En demandant à l’IA d’adopter le rôle d’un statisticien, elle ne se contente pas de lister les formations, mais effectue des requêtes successives pour construire un échantillon statistique de plus de 400 formations en droit, couvrant 35 mentions distinctes, avant d’en tirer des conclusions.
Voici l’analyse statistique complète et structurée à partir des données extraites :
1. Le Droit des affaires est la filière reine en volume
Avec environ 87 formations référencées dans notre corpus, le Droit des affaires représente près de 22 % de l’offre totale. Le Droit public suit de près avec 72 formations. Ce duopole marqué reflète deux réalités : d’une part, la forte vitalité du marché privé (entreprises, cabinets d’avocats d’affaires) et d’autre part, l’importance historique et administrative des concours de la fonction publique d’État et territoriale.
2. La sélectivité maximale se concentre à Paris et dans les grands centres régionaux
Les programmes les plus sélectifs affichent des taux d’accès extrêmement bas, descendant souvent sous la barre des 5 %. On retrouve ces formations d’élite principalement dans de grands établissements historiques :
- Droit international général (Paris II Panthéon-Assas / Nanterre) : 1,4 %
- Droit des affaires international (ENS-PSL) : 2,7 %
- Droit des affaires et fiscalité (Bordeaux IV) : 3,5 %
- M2 Fusions-Acquisitions (Lyon III) : 3,5 % (avec le M1 Fusions-Acquisitions à 5,1 %)
3. Deux populations de masters bien distinctes (Distribution bimodale)
L’analyse globale des taux d’accès montre une distribution bimodale claire (deux pics distincts) :
- Le groupe “Sélectif / Élite” (0 - 15 %) : Concerne les mentions phares très disputées, souvent localisées dans les grandes universités parisiennes ou métropolitaines.
- Le groupe “Ouvert / Accessible” (40 - 80 %+) : Principalement constitué de filières généralistes de province ou de formations en droit public régional (par exemple, le Droit public général d’Amiens ou de Guyancourt qui dépasse les 70 % de taux d’accès).
4. Classement de la sélectivité des mentions phares
En moyennant les taux d’accès de toutes les formations par mention, on identifie les spécialités les plus disputées et recherchées :
- Droit des affaires / DJCE : ~7,5 % de taux d’accès moyen (la plus sélective en moyenne).
- Droit pénal et sciences criminelles : ~11 % de taux d’accès.
- Droit notarial : ~11 % de taux d’accès.
- Droit international / Droit fiscal : ~13-14 % de taux d’accès.
- Droit du numérique : ~22 % (un secteur en croissance mais encore accessible).
- Droit social : ~34 % (présentant un excellent compromis entre employabilité et accessibilité relative).
5. Capacité totale vs.
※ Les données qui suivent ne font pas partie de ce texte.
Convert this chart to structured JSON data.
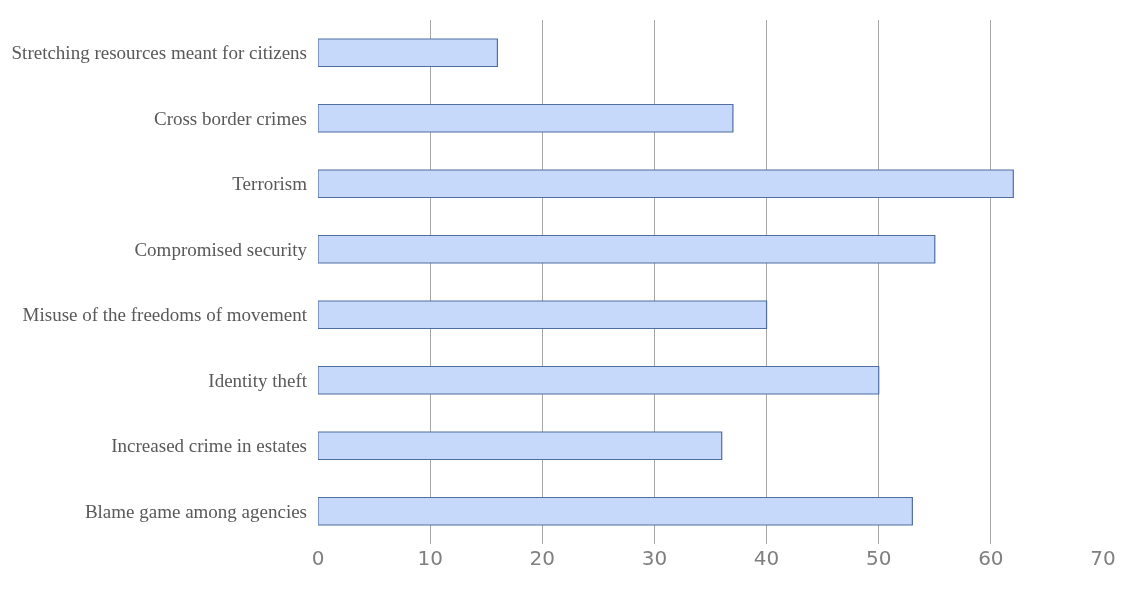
{
  "chart_data": {
    "type": "bar",
    "orientation": "horizontal",
    "categories": [
      "Stretching resources meant for citizens",
      "Cross border crimes",
      "Terrorism",
      "Compromised security",
      "Misuse of the freedoms of movement",
      "Identity theft",
      "Increased crime in estates",
      "Blame game among agencies"
    ],
    "values": [
      16,
      37,
      62,
      55,
      40,
      50,
      36,
      53
    ],
    "color": "#c6d9fa",
    "xlim": [
      0,
      70
    ],
    "xticks": [
      0,
      10,
      20,
      30,
      40,
      50,
      60,
      70
    ],
    "grid": "x",
    "legend": false
  }
}
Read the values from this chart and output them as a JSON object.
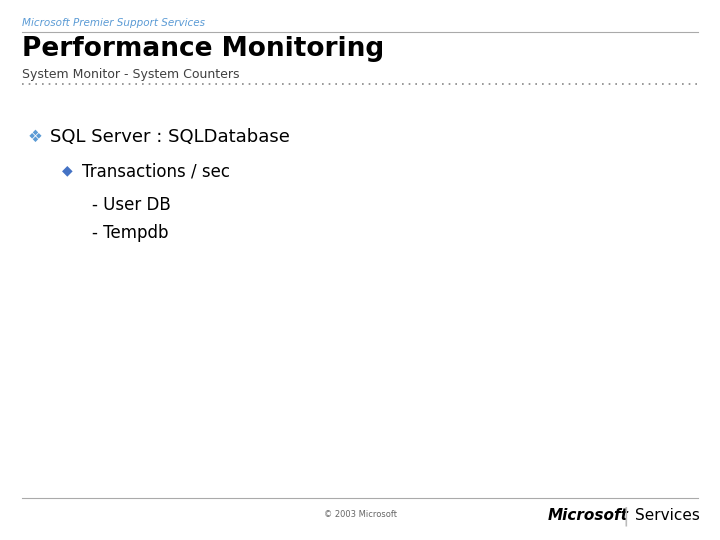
{
  "bg_color": "#ffffff",
  "header_company": "Microsoft Premier Support Services",
  "header_title": "Performance Monitoring",
  "header_subtitle": "System Monitor - System Counters",
  "header_company_color": "#5b9bd5",
  "header_title_color": "#000000",
  "header_subtitle_color": "#404040",
  "separator_color": "#aaaaaa",
  "dotted_line_color": "#888888",
  "bullet1_color": "#5b9bd5",
  "bullet2_color": "#4472c4",
  "bullet1_text": "SQL Server : SQLDatabase",
  "bullet2_text": "Transactions / sec",
  "sub1_text": "- User DB",
  "sub2_text": "- Tempdb",
  "footer_copyright": "© 2003 Microsoft",
  "footer_brand": "Microsoft",
  "footer_service": "Services",
  "footer_separator_color": "#aaaaaa"
}
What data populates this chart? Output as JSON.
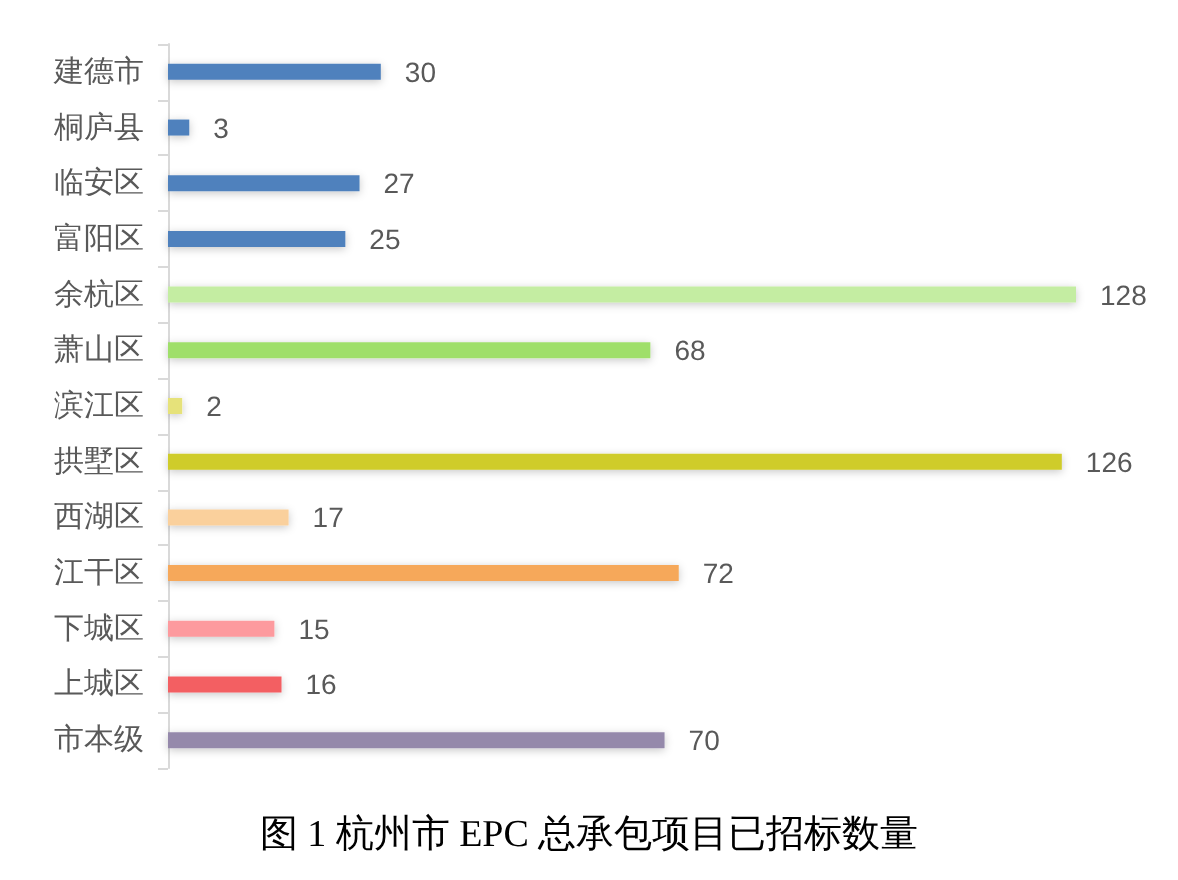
{
  "chart_data": {
    "type": "bar",
    "orientation": "horizontal",
    "title": "图 1 杭州市 EPC 总承包项目已招标数量",
    "categories": [
      "建德市",
      "桐庐县",
      "临安区",
      "富阳区",
      "余杭区",
      "萧山区",
      "滨江区",
      "拱墅区",
      "西湖区",
      "江干区",
      "下城区",
      "上城区",
      "市本级"
    ],
    "values": [
      30,
      3,
      27,
      25,
      128,
      68,
      2,
      126,
      17,
      72,
      15,
      16,
      70
    ],
    "colors": [
      "#4f81bd",
      "#4f81bd",
      "#4f81bd",
      "#4f81bd",
      "#c4eda2",
      "#9fdf6b",
      "#e6e27a",
      "#cfcc2a",
      "#fad09c",
      "#f6a85a",
      "#fd9a9e",
      "#f35f62",
      "#9589ab"
    ],
    "data_labels": true
  }
}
Pression des candidatures
Bien que le droit des affaires offre le plus grand nombre de places (environ 2 180 places cumulées), il subit également la plus forte pression de candidatures en volume. À l’inverse, des spécialités comme le Droit de l’immobilier (510 places) ou le Droit du numérique (420 places) semblent sous-exploitées par les étudiants au regard de leurs débouchés professionnels concrets, représentant des choix d’orientation particulièrement stratégiques.